Despite the stellar careers of these women, there is still a gross under-representation of women in the STEM fields in SSA (see table at end of article), the share of females graduating from tertiary education is below 30% for many SSA countries. As a result, scientific work and technological innovation are missing women’s invaluable perspectives and critical contributions. This also means that most women will remain in jobs that are likely to be replaced by technology, lower paying or less economically impactful in an increasingly technology-driven world as shown in a UNESCO Science Report: Towards 2030.
More African Women Must Get Into STEM
Existing data shows that globally, there is a “leaky pipeline” leading to far too few women in STEM careers and southern Africa is no different. In the case of Botswana, Eswatini, Namibia and SA, girls’ secondary education enrolment is higher than for boys, but many of them drop out before completing their secondary education. Of those who complete secondary education, many lack the required proficiencies in numeracy, science and the digital skills required to enrol or excel in STEM related programs at this level. In SA more girls than boys achieved 30% or higher in mathematics in the National Senior Certificate Examination (Matric). In the Eswatini General Certificate of Secondary Education, boys outperformed girls in mathematics and science.
The Equality Equation Report found that gender norms, stereotypes, biases and sexual harassment were key drivers of low representation of women in male-dominated STEM fields. Gender biases and expectations for different genders, set by families, society, culture and the media tend to propagate stereotypes, discriminatory practices and policies which deter girls from pursuing STEM careers and also lead to women leaving these careers. These challenges limit the chances of girls’ exposure to these fields, which in turn discourage more girls from pursuing STEM careers; creating a vicious circle that must be disrupted!
What can be done to change the status quo?
The good news is that some of these key drivers of gender disparities in STEM fields are known and are solvable. Moreover, there is no lack of innovative initiatives across Africa targeting some of these root causes. We need to scale up interventions that have proved to be game changers.
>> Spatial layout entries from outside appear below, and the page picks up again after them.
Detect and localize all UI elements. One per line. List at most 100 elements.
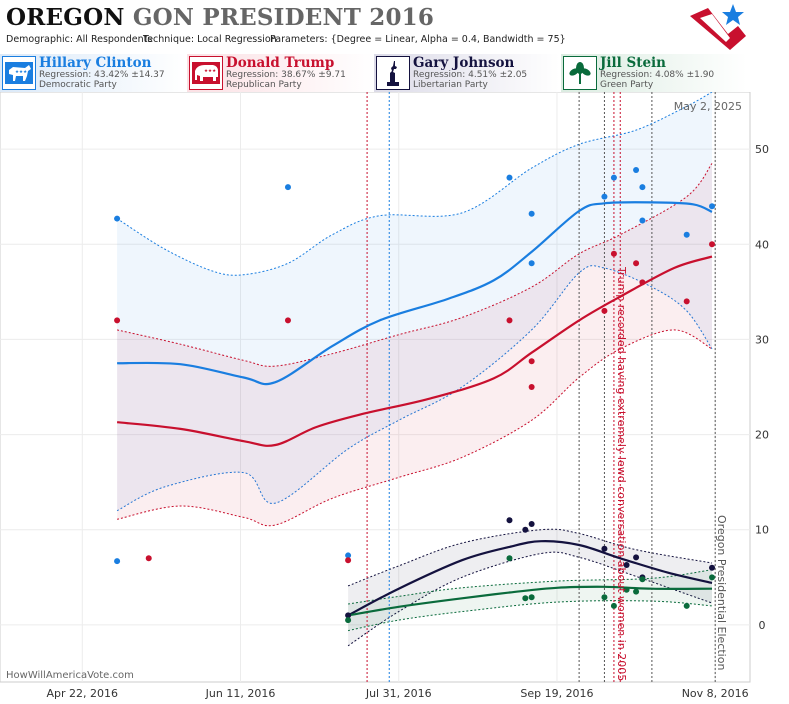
- candidate-name: Gary Johnson: [413, 55, 515, 71]
- grid: [0, 92, 750, 682]
- candidate-name: Hillary Clinton: [39, 55, 152, 71]
- lower-bound-gary-johnson: [347, 551, 713, 647]
- candidate-regression: Regression: 4.08% ±1.90: [600, 70, 715, 80]
- upper-bound-jill-stein: [348, 569, 713, 605]
- poll-point-donald-trump: [610, 250, 617, 257]
- upper-bound-hillary-clinton: [116, 92, 713, 276]
- poll-point-jill-stein: [601, 594, 608, 601]
- poll-point-hillary-clinton: [709, 203, 716, 210]
- poll-point-hillary-clinton: [114, 215, 121, 222]
- green-plant-icon: [563, 56, 597, 90]
- x-tick-label: Jun 11, 2016: [205, 687, 276, 700]
- poll-point-donald-trump: [528, 358, 535, 365]
- upper-bound-donald-trump: [116, 163, 713, 367]
- poll-point-hillary-clinton: [528, 260, 535, 267]
- poll-point-hillary-clinton: [683, 231, 690, 238]
- demographic-info: Demographic: All Respondents: [6, 34, 152, 45]
- annotations: Trump recorded having extremely lewd con…: [615, 266, 728, 681]
- poll-points: [114, 167, 716, 624]
- poll-point-jill-stein: [623, 586, 630, 593]
- lower-bound-donald-trump: [116, 329, 713, 527]
- date-stamp: May 2, 2025: [674, 100, 742, 113]
- poll-point-donald-trump: [601, 307, 608, 314]
- poll-point-donald-trump: [114, 317, 121, 324]
- confidence-band-jill-stein: [348, 569, 712, 631]
- candidate-regression: Regression: 43.42% ±14.37: [39, 70, 165, 80]
- x-tick-label: Apr 22, 2016: [47, 687, 119, 700]
- confidence-band-hillary-clinton: [117, 92, 713, 511]
- y-tick-label: 30: [755, 333, 769, 346]
- confidence-band-donald-trump: [117, 163, 713, 526]
- poll-point-donald-trump: [528, 384, 535, 390]
- poll-point-hillary-clinton: [284, 184, 291, 191]
- poll-point-jill-stein: [610, 602, 617, 609]
- title-race: GON PRESIDENT 2016: [132, 4, 435, 31]
- x-axis-ticks: Apr 22, 2016 Jun 11, 2016 Jul 31, 2016 Sep …: [47, 687, 749, 700]
- poll-point-gary-johnson: [528, 521, 535, 528]
- candidate-card-clinton[interactable]: ★★★ Hillary Clinton Regression: 43.42% ±…: [0, 54, 186, 92]
- demographic-label: Demographic:: [6, 34, 74, 45]
- candidate-name: Jill Stein: [600, 55, 666, 71]
- y-axis-ticks: 0 10 20 30 40 50: [755, 143, 769, 632]
- svg-text:★★★: ★★★: [204, 68, 216, 74]
- svg-text:★★★: ★★★: [15, 69, 27, 75]
- candidate-regression: Regression: 4.51% ±2.05: [413, 70, 528, 80]
- elephant-icon: ★★★: [189, 56, 223, 90]
- poll-point-jill-stein: [633, 588, 640, 595]
- poll-point-hillary-clinton: [601, 193, 608, 200]
- demographic-value: All Respondents: [76, 34, 153, 45]
- poll-point-hillary-clinton: [639, 217, 646, 224]
- y-tick-label: 20: [755, 429, 769, 442]
- poll-point-donald-trump: [284, 317, 291, 324]
- poll-point-jill-stein: [709, 574, 716, 581]
- parameters-label: Parameters:: [270, 34, 328, 45]
- poll-point-donald-trump: [633, 260, 640, 267]
- candidate-party: Libertarian Party: [413, 80, 488, 90]
- trend-lines: [116, 201, 713, 617]
- technique-info: Technique: Local Regression: [143, 34, 277, 45]
- parameters-info: Parameters: {Degree = Linear, Alpha = 0.…: [270, 34, 566, 45]
- trend-line-hillary-clinton: [117, 201, 713, 386]
- site-watermark: HowWillAmericaVote.com: [6, 670, 134, 681]
- poll-point-hillary-clinton: [639, 184, 646, 191]
- poll-point-gary-johnson: [506, 517, 513, 524]
- poll-point-gary-johnson: [623, 561, 630, 568]
- x-tick-label: Nov 8, 2016: [682, 687, 749, 700]
- poll-point-donald-trump: [709, 241, 716, 248]
- page-title: OREGON GON PRESIDENT 2016: [6, 4, 434, 31]
- poll-point-hillary-clinton: [528, 210, 535, 217]
- upper-bound-gary-johnson: [347, 528, 713, 587]
- poll-point-hillary-clinton: [506, 174, 513, 181]
- statue-of-liberty-icon: [376, 56, 410, 90]
- donkey-icon: ★★★: [2, 56, 36, 90]
- poll-point-hillary-clinton: [633, 167, 640, 174]
- poll-point-gary-johnson: [709, 564, 716, 571]
- candidate-card-trump[interactable]: ★★★ Donald Trump Regression: 38.67% ±9.7…: [187, 54, 373, 92]
- y-tick-label: 0: [759, 619, 766, 632]
- parameters-value: {Degree = Linear, Alpha = 0.4, Bandwidth…: [330, 34, 566, 45]
- poll-point-donald-trump: [145, 555, 152, 562]
- lower-bound-hillary-clinton: [116, 265, 713, 512]
- election-day-annotation: Oregon Presidential Election: [715, 515, 728, 670]
- y-tick-label: 40: [755, 238, 769, 251]
- plot-frame: [0, 92, 751, 683]
- poll-point-jill-stein: [639, 576, 646, 583]
- poll-point-gary-johnson: [633, 554, 640, 561]
- poll-point-gary-johnson: [345, 612, 352, 619]
- technique-value: Local Regression: [197, 34, 277, 45]
- candidate-party: Democratic Party: [39, 80, 117, 90]
- poll-point-donald-trump: [345, 557, 352, 564]
- poll-point-hillary-clinton: [610, 174, 617, 181]
- poll-point-hillary-clinton: [114, 558, 121, 565]
- header: OREGON GON PRESIDENT 2016 Demographic: A…: [0, 0, 789, 92]
- candidate-card-johnson[interactable]: Gary Johnson Regression: 4.51% ±2.05 Lib…: [374, 54, 560, 92]
- technique-label: Technique:: [143, 34, 195, 45]
- candidate-card-stein[interactable]: Jill Stein Regression: 4.08% ±1.90 Green…: [561, 54, 747, 92]
- candidate-regression: Regression: 38.67% ±9.71: [226, 70, 346, 80]
- poll-point-jill-stein: [345, 617, 352, 624]
- candidate-party: Republican Party: [226, 80, 302, 90]
- poll-point-donald-trump: [639, 279, 646, 286]
- poll-point-hillary-clinton: [345, 552, 352, 559]
- candidate-party: Green Party: [600, 80, 654, 90]
- lewd-conversation-annotation: Trump recorded having extremely lewd con…: [615, 266, 628, 681]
Some of these focus on improving access to and quality of pre-tertiary education to ensure students, both girls and boys, are learning and acquiring the expected competencies in math, science, literacy and digital skills.
These interventions focus on incorporating gender-responsive and integrated STEM education in pre-tertiary education curricula, providing mentorship and hands-on-training opportunities for girls and young women in collaboration with STEM industries, while and promoting flexible and family-friendly workplace policies.
At the WB, we are committed to strengthening STEM education, especially as it pertains to girls and young women. In Lesotho, we are supporting the Government to strengthen teaching and learning in mathematics and science in junior secondary education through an innovative, technology-driven largely open-source solution, providing access to high quality, interactive and fun materials for students to learn these subjects. We believe that students will gain an appreciation for science and mathematics if it is taught in an engaging environment filled with lively debate and collaborative problem solving.